If you use permanent magnets to supply the field, the thing will produce power at any speed and the output voltage will be directly proportional to the speed.
With a wind turbine, for charging batteries the voltage produced must be above the battery voltage at cut in speed.
The ideal charging arrangement would let the alternator voltage rise with speed so that it worked at high efficiency over the range.
For simplicity the things are dragged down to constant voltage ( battery volts) and so they should be constrained to work at virtually fixed speed. This results in stalling the turbine blades and to gain a good overall efficiency the alternator efficiency is compromised to keep the turbine efficiency reasonable.
When an alternator is run in an overloaded state( low efficiency) much of the output goes into heating the windings. The converted induction motors ( permanent magnet iron cored alternators) have a fairly direct way to transfer the heat from the windings to the iron core and the core is cooled by the wind.

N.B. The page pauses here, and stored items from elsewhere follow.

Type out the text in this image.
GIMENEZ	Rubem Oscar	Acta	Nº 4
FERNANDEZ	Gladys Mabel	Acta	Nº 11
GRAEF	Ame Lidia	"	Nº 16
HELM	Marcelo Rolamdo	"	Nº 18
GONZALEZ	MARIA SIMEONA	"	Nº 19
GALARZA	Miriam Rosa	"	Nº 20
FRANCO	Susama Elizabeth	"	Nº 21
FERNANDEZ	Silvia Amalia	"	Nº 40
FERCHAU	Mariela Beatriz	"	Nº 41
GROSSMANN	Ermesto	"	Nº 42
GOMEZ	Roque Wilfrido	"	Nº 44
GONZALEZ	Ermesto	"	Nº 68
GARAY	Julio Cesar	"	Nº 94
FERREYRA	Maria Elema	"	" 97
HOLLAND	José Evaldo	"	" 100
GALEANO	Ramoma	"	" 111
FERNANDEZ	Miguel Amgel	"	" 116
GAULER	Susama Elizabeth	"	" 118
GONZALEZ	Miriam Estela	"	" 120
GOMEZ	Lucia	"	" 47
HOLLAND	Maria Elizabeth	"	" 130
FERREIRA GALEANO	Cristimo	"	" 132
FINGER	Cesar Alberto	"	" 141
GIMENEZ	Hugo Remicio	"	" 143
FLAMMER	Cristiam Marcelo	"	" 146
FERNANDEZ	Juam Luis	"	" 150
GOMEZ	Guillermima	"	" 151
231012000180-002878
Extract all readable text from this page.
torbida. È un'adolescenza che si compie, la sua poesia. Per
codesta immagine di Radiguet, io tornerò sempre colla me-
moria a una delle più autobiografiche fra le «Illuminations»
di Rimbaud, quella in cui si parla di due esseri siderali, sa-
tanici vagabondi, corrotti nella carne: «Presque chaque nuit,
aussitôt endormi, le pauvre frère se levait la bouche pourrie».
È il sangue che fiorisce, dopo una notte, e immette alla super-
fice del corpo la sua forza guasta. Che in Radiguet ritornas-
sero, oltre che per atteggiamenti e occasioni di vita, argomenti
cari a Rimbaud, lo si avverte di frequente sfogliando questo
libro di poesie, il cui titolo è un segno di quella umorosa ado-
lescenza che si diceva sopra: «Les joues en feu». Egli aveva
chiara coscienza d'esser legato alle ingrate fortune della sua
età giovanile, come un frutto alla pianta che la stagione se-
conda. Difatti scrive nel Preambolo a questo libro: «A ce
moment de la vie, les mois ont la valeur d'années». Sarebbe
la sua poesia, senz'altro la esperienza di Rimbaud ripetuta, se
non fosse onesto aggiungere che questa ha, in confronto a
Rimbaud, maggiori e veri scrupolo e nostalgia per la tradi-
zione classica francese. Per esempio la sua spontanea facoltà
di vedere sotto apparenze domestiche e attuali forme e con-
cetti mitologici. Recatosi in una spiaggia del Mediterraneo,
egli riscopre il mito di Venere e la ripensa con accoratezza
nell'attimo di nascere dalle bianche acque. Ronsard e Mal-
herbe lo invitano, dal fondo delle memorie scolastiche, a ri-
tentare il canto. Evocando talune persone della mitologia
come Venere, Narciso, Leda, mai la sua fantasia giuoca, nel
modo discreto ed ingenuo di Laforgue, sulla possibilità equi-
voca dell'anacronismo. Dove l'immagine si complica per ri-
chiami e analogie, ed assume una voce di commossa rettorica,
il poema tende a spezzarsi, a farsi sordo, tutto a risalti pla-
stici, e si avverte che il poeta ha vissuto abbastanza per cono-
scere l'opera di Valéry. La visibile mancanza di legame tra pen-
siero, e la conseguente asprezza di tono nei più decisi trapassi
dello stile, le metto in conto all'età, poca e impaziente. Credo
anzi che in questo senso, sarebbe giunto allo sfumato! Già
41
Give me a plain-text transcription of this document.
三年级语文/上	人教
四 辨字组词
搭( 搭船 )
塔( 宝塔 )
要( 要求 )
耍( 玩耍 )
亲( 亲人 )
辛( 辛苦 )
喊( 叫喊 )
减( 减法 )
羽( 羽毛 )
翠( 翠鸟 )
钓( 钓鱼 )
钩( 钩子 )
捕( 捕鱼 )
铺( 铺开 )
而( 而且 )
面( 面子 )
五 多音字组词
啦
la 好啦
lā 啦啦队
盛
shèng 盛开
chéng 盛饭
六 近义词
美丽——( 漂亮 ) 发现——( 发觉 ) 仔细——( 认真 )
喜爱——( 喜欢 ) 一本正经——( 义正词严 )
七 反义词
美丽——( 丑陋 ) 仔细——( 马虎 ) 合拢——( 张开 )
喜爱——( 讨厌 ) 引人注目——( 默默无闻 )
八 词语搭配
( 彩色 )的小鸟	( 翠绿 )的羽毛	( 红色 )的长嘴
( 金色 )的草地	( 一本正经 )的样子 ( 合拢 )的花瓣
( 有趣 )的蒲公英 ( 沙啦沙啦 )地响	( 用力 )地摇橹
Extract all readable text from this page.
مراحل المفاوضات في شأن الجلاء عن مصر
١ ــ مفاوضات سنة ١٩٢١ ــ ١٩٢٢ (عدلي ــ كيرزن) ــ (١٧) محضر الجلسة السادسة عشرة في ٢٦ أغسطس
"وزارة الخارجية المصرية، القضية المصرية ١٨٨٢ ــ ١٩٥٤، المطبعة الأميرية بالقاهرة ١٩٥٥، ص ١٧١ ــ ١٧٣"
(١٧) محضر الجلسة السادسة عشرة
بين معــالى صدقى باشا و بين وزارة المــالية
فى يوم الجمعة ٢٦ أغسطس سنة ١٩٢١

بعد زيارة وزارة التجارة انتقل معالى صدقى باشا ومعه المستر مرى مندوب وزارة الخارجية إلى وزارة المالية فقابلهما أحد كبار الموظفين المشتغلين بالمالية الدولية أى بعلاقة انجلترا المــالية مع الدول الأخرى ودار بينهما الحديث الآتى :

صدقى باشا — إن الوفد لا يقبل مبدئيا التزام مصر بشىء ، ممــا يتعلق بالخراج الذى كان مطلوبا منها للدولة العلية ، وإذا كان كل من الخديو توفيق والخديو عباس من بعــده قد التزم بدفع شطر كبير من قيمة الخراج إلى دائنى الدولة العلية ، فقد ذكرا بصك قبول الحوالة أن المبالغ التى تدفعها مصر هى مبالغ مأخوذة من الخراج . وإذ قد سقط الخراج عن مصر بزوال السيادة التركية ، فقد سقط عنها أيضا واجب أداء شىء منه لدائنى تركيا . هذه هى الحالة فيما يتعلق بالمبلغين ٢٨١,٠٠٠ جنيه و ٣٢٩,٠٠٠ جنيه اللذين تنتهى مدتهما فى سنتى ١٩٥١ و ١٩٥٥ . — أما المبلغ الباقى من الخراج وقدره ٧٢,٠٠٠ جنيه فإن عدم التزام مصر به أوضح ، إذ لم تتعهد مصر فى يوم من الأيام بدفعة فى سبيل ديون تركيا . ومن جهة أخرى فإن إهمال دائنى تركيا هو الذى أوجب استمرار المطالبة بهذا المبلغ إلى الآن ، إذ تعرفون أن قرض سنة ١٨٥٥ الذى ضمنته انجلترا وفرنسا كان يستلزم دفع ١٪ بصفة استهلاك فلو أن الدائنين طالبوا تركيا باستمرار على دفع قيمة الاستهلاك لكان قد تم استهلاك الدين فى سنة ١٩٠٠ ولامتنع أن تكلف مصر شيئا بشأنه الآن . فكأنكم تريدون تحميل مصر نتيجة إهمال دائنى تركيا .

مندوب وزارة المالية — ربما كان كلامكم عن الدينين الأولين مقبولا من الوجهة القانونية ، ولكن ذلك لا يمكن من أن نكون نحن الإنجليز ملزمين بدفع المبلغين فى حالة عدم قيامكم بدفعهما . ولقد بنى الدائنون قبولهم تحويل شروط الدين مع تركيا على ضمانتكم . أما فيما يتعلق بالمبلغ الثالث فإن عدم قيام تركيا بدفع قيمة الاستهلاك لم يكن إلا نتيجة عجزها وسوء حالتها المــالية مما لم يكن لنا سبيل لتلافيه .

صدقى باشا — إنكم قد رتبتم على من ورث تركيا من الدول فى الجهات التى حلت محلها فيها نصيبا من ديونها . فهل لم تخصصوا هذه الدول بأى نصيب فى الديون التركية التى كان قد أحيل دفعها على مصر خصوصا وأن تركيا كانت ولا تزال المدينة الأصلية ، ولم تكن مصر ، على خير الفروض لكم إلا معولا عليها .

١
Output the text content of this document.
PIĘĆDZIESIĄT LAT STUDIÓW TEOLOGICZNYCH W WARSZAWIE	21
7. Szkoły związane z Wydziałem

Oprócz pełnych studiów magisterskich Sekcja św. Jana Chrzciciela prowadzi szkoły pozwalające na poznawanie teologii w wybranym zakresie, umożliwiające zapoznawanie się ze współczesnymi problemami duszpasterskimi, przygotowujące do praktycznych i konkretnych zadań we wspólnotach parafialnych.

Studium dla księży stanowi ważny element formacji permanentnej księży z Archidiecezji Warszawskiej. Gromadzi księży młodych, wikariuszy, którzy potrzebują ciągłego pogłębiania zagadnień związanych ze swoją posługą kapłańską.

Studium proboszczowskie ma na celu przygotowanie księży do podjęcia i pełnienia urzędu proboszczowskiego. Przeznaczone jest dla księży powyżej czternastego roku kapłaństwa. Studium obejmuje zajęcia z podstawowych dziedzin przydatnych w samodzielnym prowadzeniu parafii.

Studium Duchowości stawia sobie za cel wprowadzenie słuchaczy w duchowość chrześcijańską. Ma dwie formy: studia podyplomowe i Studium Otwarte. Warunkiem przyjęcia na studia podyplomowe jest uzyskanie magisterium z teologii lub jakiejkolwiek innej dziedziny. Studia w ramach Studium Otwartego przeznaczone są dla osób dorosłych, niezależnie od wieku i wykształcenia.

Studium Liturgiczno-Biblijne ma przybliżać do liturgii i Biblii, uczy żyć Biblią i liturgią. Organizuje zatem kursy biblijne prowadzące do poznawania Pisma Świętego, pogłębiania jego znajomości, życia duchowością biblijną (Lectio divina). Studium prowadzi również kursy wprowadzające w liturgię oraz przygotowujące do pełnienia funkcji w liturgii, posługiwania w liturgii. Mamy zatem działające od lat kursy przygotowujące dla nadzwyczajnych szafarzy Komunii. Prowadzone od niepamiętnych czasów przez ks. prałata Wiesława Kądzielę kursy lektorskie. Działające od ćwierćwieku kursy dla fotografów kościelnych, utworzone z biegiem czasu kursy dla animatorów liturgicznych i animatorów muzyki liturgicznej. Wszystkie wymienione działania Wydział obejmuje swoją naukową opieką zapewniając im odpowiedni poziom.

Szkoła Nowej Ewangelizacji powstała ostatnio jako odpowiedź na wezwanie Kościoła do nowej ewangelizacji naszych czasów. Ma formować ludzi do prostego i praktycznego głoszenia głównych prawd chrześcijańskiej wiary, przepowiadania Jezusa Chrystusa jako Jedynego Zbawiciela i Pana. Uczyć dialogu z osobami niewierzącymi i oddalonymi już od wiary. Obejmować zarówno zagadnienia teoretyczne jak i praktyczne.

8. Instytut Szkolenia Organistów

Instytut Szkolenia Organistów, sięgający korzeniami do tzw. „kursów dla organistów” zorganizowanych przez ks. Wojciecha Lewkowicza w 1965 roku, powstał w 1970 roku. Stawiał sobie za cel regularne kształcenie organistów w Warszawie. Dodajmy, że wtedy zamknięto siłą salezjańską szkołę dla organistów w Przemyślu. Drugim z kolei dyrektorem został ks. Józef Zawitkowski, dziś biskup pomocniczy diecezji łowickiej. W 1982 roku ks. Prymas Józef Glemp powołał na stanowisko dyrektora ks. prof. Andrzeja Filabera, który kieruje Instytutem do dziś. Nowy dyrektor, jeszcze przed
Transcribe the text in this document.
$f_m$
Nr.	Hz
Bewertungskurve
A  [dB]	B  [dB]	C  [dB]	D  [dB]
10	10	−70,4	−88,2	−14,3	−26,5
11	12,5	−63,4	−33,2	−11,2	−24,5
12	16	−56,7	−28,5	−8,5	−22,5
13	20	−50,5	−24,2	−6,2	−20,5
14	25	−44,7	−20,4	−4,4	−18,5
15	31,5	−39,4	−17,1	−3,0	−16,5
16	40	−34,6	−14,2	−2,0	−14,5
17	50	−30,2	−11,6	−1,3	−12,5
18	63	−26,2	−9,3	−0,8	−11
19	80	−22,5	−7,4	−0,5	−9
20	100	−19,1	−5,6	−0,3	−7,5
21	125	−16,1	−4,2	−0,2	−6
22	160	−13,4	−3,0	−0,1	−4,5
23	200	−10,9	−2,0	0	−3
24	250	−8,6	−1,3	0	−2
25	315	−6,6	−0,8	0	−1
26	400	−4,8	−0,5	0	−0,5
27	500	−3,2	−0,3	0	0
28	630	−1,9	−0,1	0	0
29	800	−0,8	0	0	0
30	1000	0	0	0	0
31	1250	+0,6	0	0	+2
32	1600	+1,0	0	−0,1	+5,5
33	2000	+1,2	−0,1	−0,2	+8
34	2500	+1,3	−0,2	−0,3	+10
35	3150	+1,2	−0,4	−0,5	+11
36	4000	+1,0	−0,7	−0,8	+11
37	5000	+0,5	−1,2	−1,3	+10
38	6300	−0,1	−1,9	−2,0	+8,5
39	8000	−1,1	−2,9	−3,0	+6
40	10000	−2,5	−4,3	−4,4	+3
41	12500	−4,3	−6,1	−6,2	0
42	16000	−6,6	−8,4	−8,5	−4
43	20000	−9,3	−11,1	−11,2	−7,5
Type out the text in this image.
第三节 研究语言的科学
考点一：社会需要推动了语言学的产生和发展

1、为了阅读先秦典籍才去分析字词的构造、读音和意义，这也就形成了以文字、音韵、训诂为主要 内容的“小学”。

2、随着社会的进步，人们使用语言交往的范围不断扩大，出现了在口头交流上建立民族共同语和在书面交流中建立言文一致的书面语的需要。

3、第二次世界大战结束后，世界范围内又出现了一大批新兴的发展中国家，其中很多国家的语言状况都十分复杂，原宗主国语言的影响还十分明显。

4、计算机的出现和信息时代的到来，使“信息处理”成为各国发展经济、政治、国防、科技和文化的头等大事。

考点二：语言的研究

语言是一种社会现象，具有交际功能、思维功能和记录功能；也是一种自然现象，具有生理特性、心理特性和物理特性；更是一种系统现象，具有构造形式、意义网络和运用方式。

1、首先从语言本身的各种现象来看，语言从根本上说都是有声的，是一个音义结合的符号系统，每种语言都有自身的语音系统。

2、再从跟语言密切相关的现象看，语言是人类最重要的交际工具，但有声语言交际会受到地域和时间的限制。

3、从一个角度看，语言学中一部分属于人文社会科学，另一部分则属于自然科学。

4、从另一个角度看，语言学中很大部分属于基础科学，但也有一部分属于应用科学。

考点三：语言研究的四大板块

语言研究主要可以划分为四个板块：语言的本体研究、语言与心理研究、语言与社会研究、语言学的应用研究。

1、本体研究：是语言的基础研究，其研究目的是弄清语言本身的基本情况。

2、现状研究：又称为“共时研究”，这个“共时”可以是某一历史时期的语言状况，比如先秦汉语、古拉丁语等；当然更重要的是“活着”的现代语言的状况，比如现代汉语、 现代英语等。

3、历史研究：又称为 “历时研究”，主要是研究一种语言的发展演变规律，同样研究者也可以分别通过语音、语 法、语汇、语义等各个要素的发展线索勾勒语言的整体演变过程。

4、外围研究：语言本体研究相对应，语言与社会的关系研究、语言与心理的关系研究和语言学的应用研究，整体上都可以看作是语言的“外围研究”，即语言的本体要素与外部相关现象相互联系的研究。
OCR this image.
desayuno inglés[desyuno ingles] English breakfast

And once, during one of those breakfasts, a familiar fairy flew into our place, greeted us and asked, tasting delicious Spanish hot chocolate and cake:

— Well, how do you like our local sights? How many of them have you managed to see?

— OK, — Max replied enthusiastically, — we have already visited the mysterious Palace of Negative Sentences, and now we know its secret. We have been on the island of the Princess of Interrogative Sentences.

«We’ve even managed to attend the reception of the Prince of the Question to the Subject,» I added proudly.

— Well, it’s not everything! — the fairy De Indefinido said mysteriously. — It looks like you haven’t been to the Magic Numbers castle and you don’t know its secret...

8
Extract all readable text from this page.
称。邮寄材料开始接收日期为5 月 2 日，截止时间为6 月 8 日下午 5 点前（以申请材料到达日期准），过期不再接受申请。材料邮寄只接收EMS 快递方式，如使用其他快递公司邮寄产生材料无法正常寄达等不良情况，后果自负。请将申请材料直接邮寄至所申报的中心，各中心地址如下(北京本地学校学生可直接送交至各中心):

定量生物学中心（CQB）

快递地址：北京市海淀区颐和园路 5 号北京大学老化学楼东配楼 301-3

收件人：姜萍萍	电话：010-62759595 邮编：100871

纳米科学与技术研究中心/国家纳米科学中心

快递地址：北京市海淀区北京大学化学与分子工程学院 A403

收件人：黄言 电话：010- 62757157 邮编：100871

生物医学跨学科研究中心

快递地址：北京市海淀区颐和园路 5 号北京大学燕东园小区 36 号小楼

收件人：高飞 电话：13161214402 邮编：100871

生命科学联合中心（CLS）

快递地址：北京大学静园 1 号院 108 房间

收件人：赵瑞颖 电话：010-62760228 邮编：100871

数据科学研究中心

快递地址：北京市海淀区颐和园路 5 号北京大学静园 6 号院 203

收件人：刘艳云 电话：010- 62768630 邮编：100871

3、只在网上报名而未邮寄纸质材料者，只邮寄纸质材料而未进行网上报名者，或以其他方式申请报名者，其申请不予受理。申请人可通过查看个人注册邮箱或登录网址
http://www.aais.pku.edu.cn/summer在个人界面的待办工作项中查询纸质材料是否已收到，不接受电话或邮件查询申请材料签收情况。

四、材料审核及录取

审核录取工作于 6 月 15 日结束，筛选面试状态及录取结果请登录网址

The air gap designs can only loose heat by convection and radiation and are fairly sheltered from the wind so they are more restricted in the heat that they can dissipate.
There are other factors that influence things as well, many of the motor conversions operate with higher cut in speeds and the speed range can be widened by a phenomena associated with the higher reactance of windings wound on iron cores.
I can think of no other application of an alternator where it is intentionally forced to work at low efficiency, but it is cheap simple and reasonably effective for modest sized machines.
The size and cost of any alternator for a given power out and efficiency is related to its operating speed and any very low speed alternator will be big and expensive.
Few other applications let you trade efficiency for size and cost. The solution to the heating problem is to make the alternator efficient and modify the loading scheme. The simplest way to do this is to add resistance in the line so that the heat is generated outside the alternator but it raises the cost and weight of the alternator. If you don't want the losses to occur as heat then you can't use the simple direct connection and have to do something clever but the efficient alternator stays big and expensive. When dealing with a free power source, absolute efficiency comes second to the initial cost and weight to some considerable extent.
I am not entirely sure what your question was, if I have answered the wrong thing, ask again.